There are several tests to determine whether the negligence is the


proximate cause of the injury. The first test is the “Cause-in-fact Test.”
Pursuant to said test, it is necessary that there is proof that defendant’s
conduct is a factor causing plaintiff’s damage. Under the said test, two
subtest should be present; the “Sine Qua Non Test” where it should be
considered that the injury would not have occurred but for the defendant’s
negligent act; and the “Substantial Factor Test” where it makes the negligent
conduct the cause-in-fact damage if it was a substantial factor in producing
injuries.

Another test to be considered in determining whether the negligent act


is the proximate cause of an injury is the “Policy Test.” Under the said test,
the following shall be considered; a) foreseeability test; b) natural and
probable consequence test; c) natural and ordinary or direct consequence
test; d) hindsight test; e) orbit or risk test; f) substantial factor test.
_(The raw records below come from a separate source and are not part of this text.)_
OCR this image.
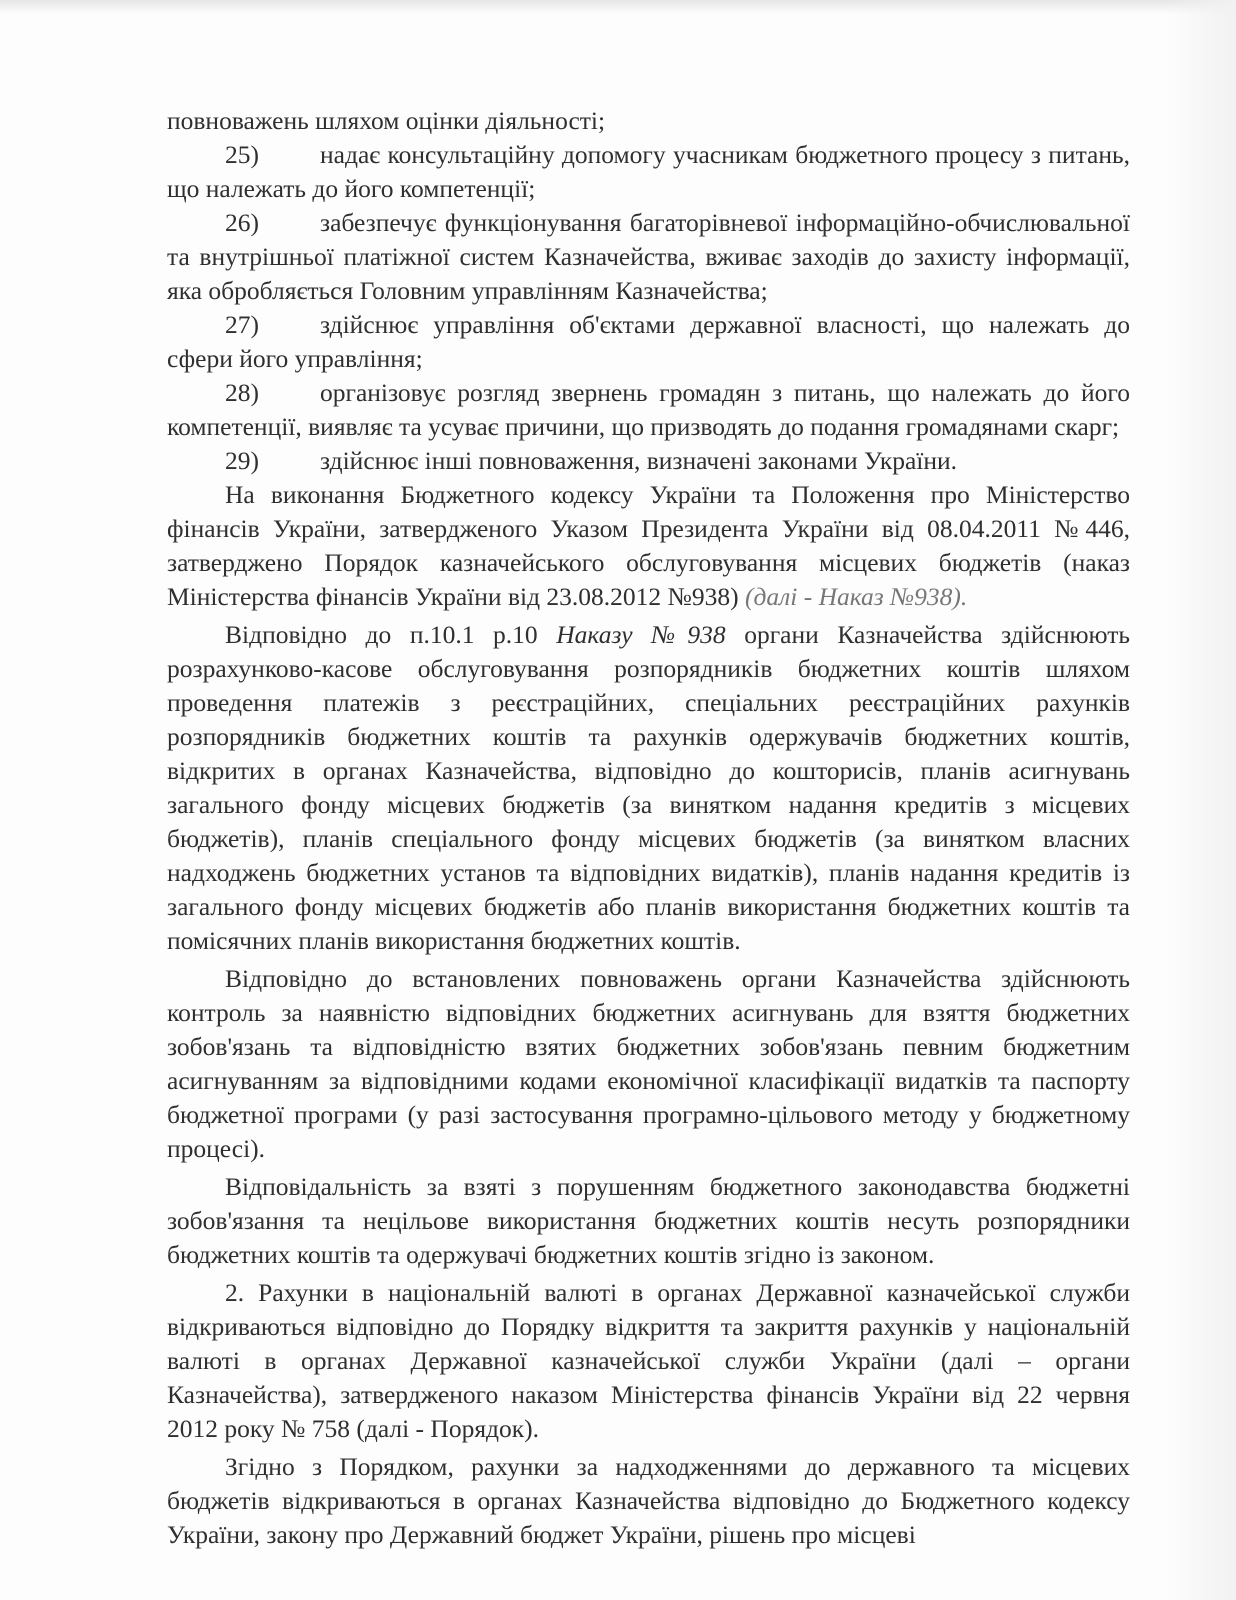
повноважень шляхом оцінки діяльності;

25) надає консультаційну допомогу учасникам бюджетного процесу з питань, що належать до його компетенції;

26) забезпечує функціонування багаторівневої інформаційно-обчислювальної та внутрішньої платіжної систем Казначейства, вживає заходів до захисту інформації, яка обробляється Головним управлінням Казначейства;

27) здійснює управління об'єктами державної власності, що належать до сфери його управління;

28) організовує розгляд звернень громадян з питань, що належать до його компетенції, виявляє та усуває причини, що призводять до подання громадянами скарг;

29) здійснює інші повноваження, визначені законами України.

На виконання Бюджетного кодексу України та Положення про Міністерство фінансів України, затвердженого Указом Президента України від 08.04.2011 №446, затверджено Порядок казначейського обслуговування місцевих бюджетів (наказ Міністерства фінансів України від 23.08.2012 №938) (далі - Наказ №938).

Відповідно до п.10.1 р.10 Наказу №938 органи Казначейства здійснюють розрахунково-касове обслуговування розпорядників бюджетних коштів шляхом проведення платежів з реєстраційних, спеціальних реєстраційних рахунків розпорядників бюджетних коштів та рахунків одержувачів бюджетних коштів, відкритих в органах Казначейства, відповідно до кошторисів, планів асигнувань загального фонду місцевих бюджетів (за винятком надання кредитів з місцевих бюджетів), планів спеціального фонду місцевих бюджетів (за винятком власних надходжень бюджетних установ та відповідних видатків), планів надання кредитів із загального фонду місцевих бюджетів або планів використання бюджетних коштів та помісячних планів використання бюджетних коштів.

Відповідно до встановлених повноважень органи Казначейства здійснюють контроль за наявністю відповідних бюджетних асигнувань для взяття бюджетних зобов'язань та відповідністю взятих бюджетних зобов'язань певним бюджетним асигнуванням за відповідними кодами економічної класифікації видатків та паспорту бюджетної програми (у разі застосування програмно-цільового методу у бюджетному процесі).

Відповідальність за взяті з порушенням бюджетного законодавства бюджетні зобов'язання та нецільове використання бюджетних коштів несуть розпорядники бюджетних коштів та одержувачі бюджетних коштів згідно із законом.

2. Рахунки в національній валюті в органах Державної казначейської служби відкриваються відповідно до Порядку відкриття та закриття рахунків у національній валюті в органах Державної казначейської служби України (далі – органи Казначейства), затвердженого наказом Міністерства фінансів України від 22 червня 2012 року № 758 (далі - Порядок).

Згідно з Порядком, рахунки за надходженнями до державного та місцевих бюджетів відкриваються в органах Казначейства відповідно до Бюджетного кодексу України, закону про Державний бюджет України, рішень про місцеві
The
effect of foreseeability and natural and probable consequence tests is the
defendant is either not liable for the unforeseeable consequence of his acts,
or the liability is limited within the risk committed by the defendant’s
negligent acts. The effect of the remaining tests under the policy test
however are the defendant is liable for damages that are beyond risk, and,
the sequence from the effect of the defendant’s act upon conditions existing
and forces already in operation at the time, without the intervention of any
external forces.

Moreover, a causal connection between a negligent act and an injury


could be severed by an efficient intervening event. An intervening cause
must be new and independent, not under the control of the original
wrongdoer, or one which by the exercise of reasonable foresight and
diligence, he should have anticipated and guarded against it. It must break
the continuity of causal connection between the original negligent act of
omission and the injury so that the former cannot be said to have been the
efficient cause of the latter. In the existence of an efficient intervening
event, or if the defendant has proven the existence of such, his liability as to
the injury caused by his negligent act is thereby extinguished or mitigated.